Formação dos advogados – por A. Marinho Pinto

Transcrito, com a devida vénia, do Jornal de Notícias de 2012-02-27

 

 

O Tribunal Constitucional (TC) veio, mais uma vez, declarar inconstitucionais várias normas do Regulamento Nacional de Estágio (RNE) da Ordem dos Advogados (OA), por alegada violação da Constituição da República Portuguesa (CRP) na parte em que esta garante que “[t]odos têm direito a escolher livremente a profissão ou o género de trabalho” (artigo 47º, n.º 1). Em causa estão disposições que exigem aproveitamento aos milhares de candidatos à advocacia inscritos no estágio da OA.

 

O estágio para advogado tem duas fases: a primeira tem a duração de seis meses e “destina-se a fornecer aos estagiários os conhecimentos técnico-profissionais e deontológicos fundamentais e a habilitá-los para a prática de atos próprios da profissão de competência limitada e tutelada”; a fase complementar tem a duração de 18 meses e “visa uma formação alargada, complementar e progressiva” de modo a prepará-los para o exercício pleno da advocacia.

 

As normas do RNE que o TC revogou estabeleciam que os candidatos que tivessem efetuado dois estágios consecutivos sem aproveitamento só poderiam inscrever-se para um terceiro depois de decorridos três anos. E isso porque a OA não pode nem deve estar a dar formação profissional, repetidamente, a quem não está em condições de assimilar essa formação por falta dos conhecimentos jurídicos de base que só as universidades podem ministrar.

 

Na OA, um estagiário que reprove no exame final da fase complementar pode repetir o exame; se voltar a reprovar pode repetir toda essa fase do estágio; se depois voltar a reprovar no exame final pode repetir mais outra vez esse exame e se voltar a reprovar, então é que já só poderá voltar a repetir o estágio passados três anos. O que o TC agora veio dizer é que essa exigência viola o direito de escolha da profissão e, portanto, que esses estagiários podem reprovar indefinidamente, sendo a OA obrigada a oferecer-lhes tantos estágios quantos eles queiram.

 

Esta decisão surge cerca de um ano depois de o TC ter também declarado inconstitucionais outras normas do mesmo regulamento estabelecendo que o acesso ao estágio de advogado seria efetuado através de um exame nacional de acesso, apenas para os licenciados em direito que tivessem tirado o curso após o Processo de Bolonha, ou seja, com três ou quatro anos de licenciatura. Os que tivessem o mestrado ou uma licenciatura com cinco anos acediam ao estágio sem necessidade desse exame.
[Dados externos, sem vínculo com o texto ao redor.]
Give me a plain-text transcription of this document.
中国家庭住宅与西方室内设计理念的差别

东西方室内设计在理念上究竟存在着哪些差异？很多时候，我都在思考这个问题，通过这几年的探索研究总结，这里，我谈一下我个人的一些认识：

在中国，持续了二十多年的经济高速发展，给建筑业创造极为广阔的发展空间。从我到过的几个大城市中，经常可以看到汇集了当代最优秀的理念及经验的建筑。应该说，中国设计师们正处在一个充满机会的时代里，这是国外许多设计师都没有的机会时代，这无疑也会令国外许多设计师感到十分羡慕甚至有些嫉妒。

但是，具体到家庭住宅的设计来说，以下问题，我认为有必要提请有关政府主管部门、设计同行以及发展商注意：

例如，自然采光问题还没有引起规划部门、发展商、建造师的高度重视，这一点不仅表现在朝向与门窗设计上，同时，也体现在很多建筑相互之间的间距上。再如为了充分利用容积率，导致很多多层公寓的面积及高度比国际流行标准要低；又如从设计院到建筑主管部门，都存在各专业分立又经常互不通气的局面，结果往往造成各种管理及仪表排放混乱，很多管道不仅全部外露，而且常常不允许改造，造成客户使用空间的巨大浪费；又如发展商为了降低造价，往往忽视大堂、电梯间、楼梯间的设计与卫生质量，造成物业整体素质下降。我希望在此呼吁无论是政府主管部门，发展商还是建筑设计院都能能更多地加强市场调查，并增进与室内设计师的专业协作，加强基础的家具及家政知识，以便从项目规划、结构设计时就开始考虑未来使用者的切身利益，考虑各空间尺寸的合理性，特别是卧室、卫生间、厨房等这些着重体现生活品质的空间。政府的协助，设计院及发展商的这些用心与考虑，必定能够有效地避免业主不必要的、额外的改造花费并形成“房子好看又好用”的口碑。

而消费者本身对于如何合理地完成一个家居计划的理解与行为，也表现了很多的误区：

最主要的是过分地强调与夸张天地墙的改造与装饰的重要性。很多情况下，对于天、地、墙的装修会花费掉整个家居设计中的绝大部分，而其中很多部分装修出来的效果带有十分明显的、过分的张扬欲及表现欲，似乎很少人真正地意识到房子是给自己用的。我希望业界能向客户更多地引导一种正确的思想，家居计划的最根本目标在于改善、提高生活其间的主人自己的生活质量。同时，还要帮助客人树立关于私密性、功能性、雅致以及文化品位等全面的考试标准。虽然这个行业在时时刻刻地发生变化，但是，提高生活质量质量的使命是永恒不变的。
Sublinhe-se que o acesso à magistratura é muito mais gravoso, pois, agora, só os mestres em direito podem entrar para o Centro de Estudos Judiciários e, mesmo assim, só através de um exame igual ao que o TC declarou inconstitucional na OA. O próprio Estado reconhece, pois, que os novos licenciados não estão preparados para receber formação para uma profissão forense, já que nem com um exame os deixa entrar no CEJ.

 

Todos os anos, a OA é obrigada a admitir vários milhares de licenciados em direito que não conseguem entrar na magistratura, no notariado, nas conservatórias, na Função Pública ou aceder a qualquer outra profissão. Para o TC é totalmente indiferente que isso destrua a dignidade e a credibilidade de uma profissão que a CRP (artigo 208.º) define como essencial à administração da justiça.

 

O que o TC pretende, no fundo, é obrigar a OA a receber e dar formação a milhares de licenciados impreparados juridicamente, diplomados por universidades que mercantilizaram totalmente o ensino do direito e exploram inescrupulosamente as ilusões de uma juventude sem esperanças, vendendo-lhes licenciaturas que, em bom rigor, não servem para nada e que até o Estado (que as criou) rejeita.

 

Infelizmente, o TC não percebe que a OA não existe para garantir o direito à profissão de ninguém, mas sim para garantir à sociedade que aqueles que vão exercer a advocacia estão preparados para isso. É essa a função da OA e não outra. Por mim, garanto que, enquanto for o bastonário, a OA cumprirá escrupulosamente as decisões dos tribunais, mesmo as decisões erradas como esta do TC. Mas garanto também que aqueles que acederem à profissão estão em condições de merecer a confiança dos cidadãos, pois a OA não venderá cédulas profissionais de advogado como as universidades têm estado a vender diplomas de licenciatura em direito.